Rachid Benzine « met à nu » son dernier roman

Dans une interview accordée au journal français Le Point à l’occasion de la parution de son dernier roman intitulé Dans les yeux du ciel, Rachid Benzine, islamologue, écrivain et dramaturge marocain, s’est livré à des explications percutantes quant à son écriture et sa pensée.

Ce dernier roman qualifié d’intimiste, raconte le quotidien d’une prostituée nommée Nour lors du Printemps arabe. Il ne s’agit pas d’un choix mais, explique Rachid-Benzine, « un roman s’impose à un écrivain à la faveur des événements qui se produisent, aussi bien dans le monde que dans son environnement immédiat et sa propre existence. » « Mon identité marocaine, et donc mon appartenance au monde berbéro-arabo-musulman, fait que je suis presque naturellement attentif et sensible à ce qui se passe au sein des pays qui composent cet univers humain et culturel particulier, » assure-t-il.

Parlant de son aventure d’écriture de ce roman, Rachid Benzine a précisé qu’il a imaginé ce « qu’une personne, incarnant tous les drames et toutes les complexités de ces sociétés, pourrait vivre et dire dans ce moment-là ». Sensible aussi bien à son environnement immédiat qu’aux épopées lointaines qui ont marqué l’humanité, Rachid Benzine puise les matériaux de son écriture dans les réalités, les vérités, assaillantes du monde. « L’idée m’est venue de cette femme, prostituée, malmenée par la vie, amante meurtrie d’hommes perdus, de ce qu’elle pourrait vivre dans un moment pareil, elle qui a toujours vu l’envers de ces masques que la révolte a fait tomber, elle à qui on ne ment pas car elle sait toutes les vérités des hommes, même celles qu’on n’avoue pas », explique-t-il en soulignant que « Si Nour est prostituée, ce n’est pas un livre sur la prostitution, ni même le récit d’une femme prostituée dans un pays arabe » mais « la puissance de la parole reprise sur le déni, c’est la chair vivante contre la mort, c’est l’amour défiant la haine malade. »

Dans cet entretien époustouflant, Rachid Benzine a également indiqué que son « roman est aussi certainement une métaphore politique, mais nous rappelant surtout à nous-mêmes la violence des pulsions, le prix de la liberté, le poids des mots, la peur que font courir sur la peau le désir de vivre et ses espaces à conquérir ». Plaidant pour un monde débarrassé de fioritures du sacré qui castre et des morales qui démobilisent, il exhorte, à travers son personnage Nour et ce qu’il en dit, à accepter la réalité comme elle est.  « Nour se met à nu dans son activité prostitutionnelle, mais elle met aussi à nu ses clients, parmi lesquels des puissants.
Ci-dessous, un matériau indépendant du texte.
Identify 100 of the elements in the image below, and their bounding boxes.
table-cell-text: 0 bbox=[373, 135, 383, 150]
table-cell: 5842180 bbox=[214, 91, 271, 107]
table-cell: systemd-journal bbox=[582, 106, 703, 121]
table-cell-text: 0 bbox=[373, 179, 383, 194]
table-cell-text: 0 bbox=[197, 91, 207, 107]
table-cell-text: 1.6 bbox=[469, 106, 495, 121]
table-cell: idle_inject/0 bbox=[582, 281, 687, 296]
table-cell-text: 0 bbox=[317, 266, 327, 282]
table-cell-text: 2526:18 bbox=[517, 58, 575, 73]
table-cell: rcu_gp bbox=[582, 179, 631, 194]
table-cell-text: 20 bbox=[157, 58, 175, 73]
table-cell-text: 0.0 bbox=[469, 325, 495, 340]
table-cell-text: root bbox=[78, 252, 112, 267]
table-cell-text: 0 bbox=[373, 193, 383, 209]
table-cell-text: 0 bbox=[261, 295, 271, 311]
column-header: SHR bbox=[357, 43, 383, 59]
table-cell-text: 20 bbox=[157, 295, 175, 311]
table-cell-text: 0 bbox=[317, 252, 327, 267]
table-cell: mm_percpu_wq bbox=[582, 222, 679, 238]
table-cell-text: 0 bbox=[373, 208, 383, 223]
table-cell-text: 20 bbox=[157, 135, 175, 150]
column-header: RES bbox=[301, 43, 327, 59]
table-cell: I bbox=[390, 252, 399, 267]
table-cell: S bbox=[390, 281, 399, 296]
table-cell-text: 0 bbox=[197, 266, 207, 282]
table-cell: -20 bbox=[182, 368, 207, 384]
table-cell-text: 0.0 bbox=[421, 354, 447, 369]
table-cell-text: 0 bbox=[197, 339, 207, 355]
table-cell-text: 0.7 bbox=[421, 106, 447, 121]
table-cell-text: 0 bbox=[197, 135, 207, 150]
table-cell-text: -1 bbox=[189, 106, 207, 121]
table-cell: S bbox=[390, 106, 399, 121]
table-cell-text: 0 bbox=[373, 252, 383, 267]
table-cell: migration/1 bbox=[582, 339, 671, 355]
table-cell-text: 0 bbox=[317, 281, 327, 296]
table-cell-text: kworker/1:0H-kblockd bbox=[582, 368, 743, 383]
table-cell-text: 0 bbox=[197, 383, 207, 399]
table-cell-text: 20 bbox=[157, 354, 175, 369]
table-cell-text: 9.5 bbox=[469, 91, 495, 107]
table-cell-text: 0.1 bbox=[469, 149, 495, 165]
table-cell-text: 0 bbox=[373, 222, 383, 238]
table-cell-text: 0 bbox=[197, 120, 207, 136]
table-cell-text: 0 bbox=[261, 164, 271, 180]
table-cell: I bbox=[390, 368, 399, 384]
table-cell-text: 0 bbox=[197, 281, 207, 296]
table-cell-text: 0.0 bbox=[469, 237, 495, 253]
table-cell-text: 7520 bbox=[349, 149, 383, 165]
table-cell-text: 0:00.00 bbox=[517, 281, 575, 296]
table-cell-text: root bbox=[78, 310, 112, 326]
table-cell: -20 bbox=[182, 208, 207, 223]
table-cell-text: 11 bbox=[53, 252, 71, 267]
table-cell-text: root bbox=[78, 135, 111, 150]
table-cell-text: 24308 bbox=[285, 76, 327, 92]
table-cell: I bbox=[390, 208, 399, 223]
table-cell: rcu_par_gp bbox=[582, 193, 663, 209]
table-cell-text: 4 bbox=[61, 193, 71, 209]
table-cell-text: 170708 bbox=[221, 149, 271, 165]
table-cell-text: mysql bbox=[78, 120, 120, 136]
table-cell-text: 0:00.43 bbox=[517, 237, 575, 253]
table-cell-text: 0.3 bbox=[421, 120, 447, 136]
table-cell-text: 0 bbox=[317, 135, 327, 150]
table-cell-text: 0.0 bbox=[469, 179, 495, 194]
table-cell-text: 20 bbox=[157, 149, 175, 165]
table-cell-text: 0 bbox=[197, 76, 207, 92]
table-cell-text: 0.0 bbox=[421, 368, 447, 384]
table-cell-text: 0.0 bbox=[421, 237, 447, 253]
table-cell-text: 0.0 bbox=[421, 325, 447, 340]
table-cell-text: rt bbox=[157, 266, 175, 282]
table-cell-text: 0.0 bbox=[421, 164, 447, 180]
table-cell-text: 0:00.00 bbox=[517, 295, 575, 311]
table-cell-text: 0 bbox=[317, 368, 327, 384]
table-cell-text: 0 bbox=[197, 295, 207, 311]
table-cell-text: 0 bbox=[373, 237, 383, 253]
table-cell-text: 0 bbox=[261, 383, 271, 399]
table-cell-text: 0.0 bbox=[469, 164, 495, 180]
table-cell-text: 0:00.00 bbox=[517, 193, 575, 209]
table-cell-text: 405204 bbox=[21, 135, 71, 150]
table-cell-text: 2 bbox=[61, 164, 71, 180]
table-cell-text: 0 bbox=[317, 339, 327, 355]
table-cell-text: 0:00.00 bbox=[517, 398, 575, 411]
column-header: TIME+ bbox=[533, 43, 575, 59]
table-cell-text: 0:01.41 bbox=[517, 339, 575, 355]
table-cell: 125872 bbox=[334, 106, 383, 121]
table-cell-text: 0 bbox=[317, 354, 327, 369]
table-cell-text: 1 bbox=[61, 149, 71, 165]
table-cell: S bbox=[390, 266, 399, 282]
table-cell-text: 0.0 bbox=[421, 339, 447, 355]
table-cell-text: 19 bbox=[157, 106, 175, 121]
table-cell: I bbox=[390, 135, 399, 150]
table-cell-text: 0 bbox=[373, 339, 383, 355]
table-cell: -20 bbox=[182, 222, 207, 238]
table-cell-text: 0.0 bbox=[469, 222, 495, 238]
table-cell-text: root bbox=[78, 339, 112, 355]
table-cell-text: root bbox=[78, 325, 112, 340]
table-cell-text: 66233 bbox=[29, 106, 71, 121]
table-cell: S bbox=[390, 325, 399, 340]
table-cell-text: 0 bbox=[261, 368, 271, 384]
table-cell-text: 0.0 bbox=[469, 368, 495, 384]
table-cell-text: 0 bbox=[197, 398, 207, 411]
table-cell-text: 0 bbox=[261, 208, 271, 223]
Elle met à nu la société qui, en même temps, la stigmatise. Nour signifiant en arabe ‘‘la lumière de la Lune ‘’, celle qui, dans le désert, guide au milieu de la nuit. J’ai choisi ce prénom pour suggérer que, peut-être, l’aube viendrait une fois que seraient reconnues, réhabilitées et acceptées les personnes comme elles, » conclut-il.